Mientras se iba, del otro lado, él bajaba las escaleras. Estaba vestido a la moda y tenía unos auriculares colgando del cuello. Seguro ya lo habían contactado ellos, él tendría información. Me senté en la escalera impidiéndole el paso. Lo ametrallé a preguntas que con los ojos bien abiertos se cuidaba de responder convenientemente. Violencia. Le dije que viniera conmigo, me paré y abrí una de las puertas del largo pasillo que daba a uno de los cuartos. La misma puerta llena de cicatrices.
-“No, no, mirá, yo ya tuve muchos problemas, no se puede entrar una mujer y un hombre solos a un cuarto, no sabías vos?”-
-“Dale, qué?, te da miedo?”-
Me reía mientras lo miraba y miraba la puerta abierta, lo volvía a mirar a él y entraba medio cuerpo a la habitación. Violencia en mi mirada, agresividad con urgencia de información y él que no entendía. Se fue.
Me sentía cansada y entré al cuarto en el que hacía más frío. Al cerrar la puerta la oscuridad fue total y una vez más sentí que estaba superando una prueba: debía ser ciega y superar las circunstancias, ellos me verían. Encontré lánguidamente una de las tres camas y me recosté en posición fetal. Sentí presencias, no estaba sola. Por algún motivo supe que había habido niños chiquitos en esas habitaciones, niños que hoy estaban muertos. Supuse que se divertirían asustándome por lo que me anticipé y les empecé a cantar una canción.

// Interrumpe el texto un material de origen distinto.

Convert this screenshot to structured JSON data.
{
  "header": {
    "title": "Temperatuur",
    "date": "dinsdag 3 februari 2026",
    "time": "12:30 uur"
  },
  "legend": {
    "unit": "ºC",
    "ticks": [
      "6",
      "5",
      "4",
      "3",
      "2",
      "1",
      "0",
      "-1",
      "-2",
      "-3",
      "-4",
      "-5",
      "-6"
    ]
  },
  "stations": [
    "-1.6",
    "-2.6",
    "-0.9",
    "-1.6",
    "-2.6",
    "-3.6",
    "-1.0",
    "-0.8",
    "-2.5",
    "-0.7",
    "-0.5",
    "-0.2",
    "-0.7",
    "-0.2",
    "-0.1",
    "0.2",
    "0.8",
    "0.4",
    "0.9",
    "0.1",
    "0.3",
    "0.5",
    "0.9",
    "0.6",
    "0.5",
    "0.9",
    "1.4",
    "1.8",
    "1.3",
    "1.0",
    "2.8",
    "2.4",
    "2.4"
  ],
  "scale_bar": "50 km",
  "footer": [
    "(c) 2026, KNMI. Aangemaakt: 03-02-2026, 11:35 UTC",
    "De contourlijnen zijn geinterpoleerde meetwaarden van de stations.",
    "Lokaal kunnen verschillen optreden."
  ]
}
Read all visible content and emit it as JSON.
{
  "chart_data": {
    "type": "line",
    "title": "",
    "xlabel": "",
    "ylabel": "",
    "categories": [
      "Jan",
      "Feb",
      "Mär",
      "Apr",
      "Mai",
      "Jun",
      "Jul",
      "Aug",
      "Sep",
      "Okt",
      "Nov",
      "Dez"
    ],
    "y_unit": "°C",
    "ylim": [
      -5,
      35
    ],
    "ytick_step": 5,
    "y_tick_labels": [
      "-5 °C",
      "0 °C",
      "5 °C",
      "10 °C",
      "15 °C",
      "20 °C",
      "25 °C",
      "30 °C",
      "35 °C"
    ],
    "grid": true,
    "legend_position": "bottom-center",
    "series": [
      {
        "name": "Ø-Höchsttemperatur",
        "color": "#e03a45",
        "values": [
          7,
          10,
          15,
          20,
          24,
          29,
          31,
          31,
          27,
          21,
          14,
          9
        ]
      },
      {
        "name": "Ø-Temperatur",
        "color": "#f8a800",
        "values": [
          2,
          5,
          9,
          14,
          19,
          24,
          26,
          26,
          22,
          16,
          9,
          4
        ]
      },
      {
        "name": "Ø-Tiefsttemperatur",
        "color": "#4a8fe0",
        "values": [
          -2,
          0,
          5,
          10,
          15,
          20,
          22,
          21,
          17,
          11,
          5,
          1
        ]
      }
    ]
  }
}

-“Uno, dos y tres indiecitos, cuatro, cinco, seis indiecitos...”-
No se notó lo nerviosa y asustada que estaba. Cuando terminé de cantar me sentí relajada, les había gustado la canción.
-“Ahora chicos, ojito con portarse mal, eh? no se lastima a la gente, no quiero ver más cicatrices en los brazos de nadie, esta bien?”- dije en voz alta. Salí de la oscuridad otra vez al patio, tomándome fuertemente un brazo con el otro y refregándome las muñecas en un intento de caricias que acaso curarían cicatrices ajenas.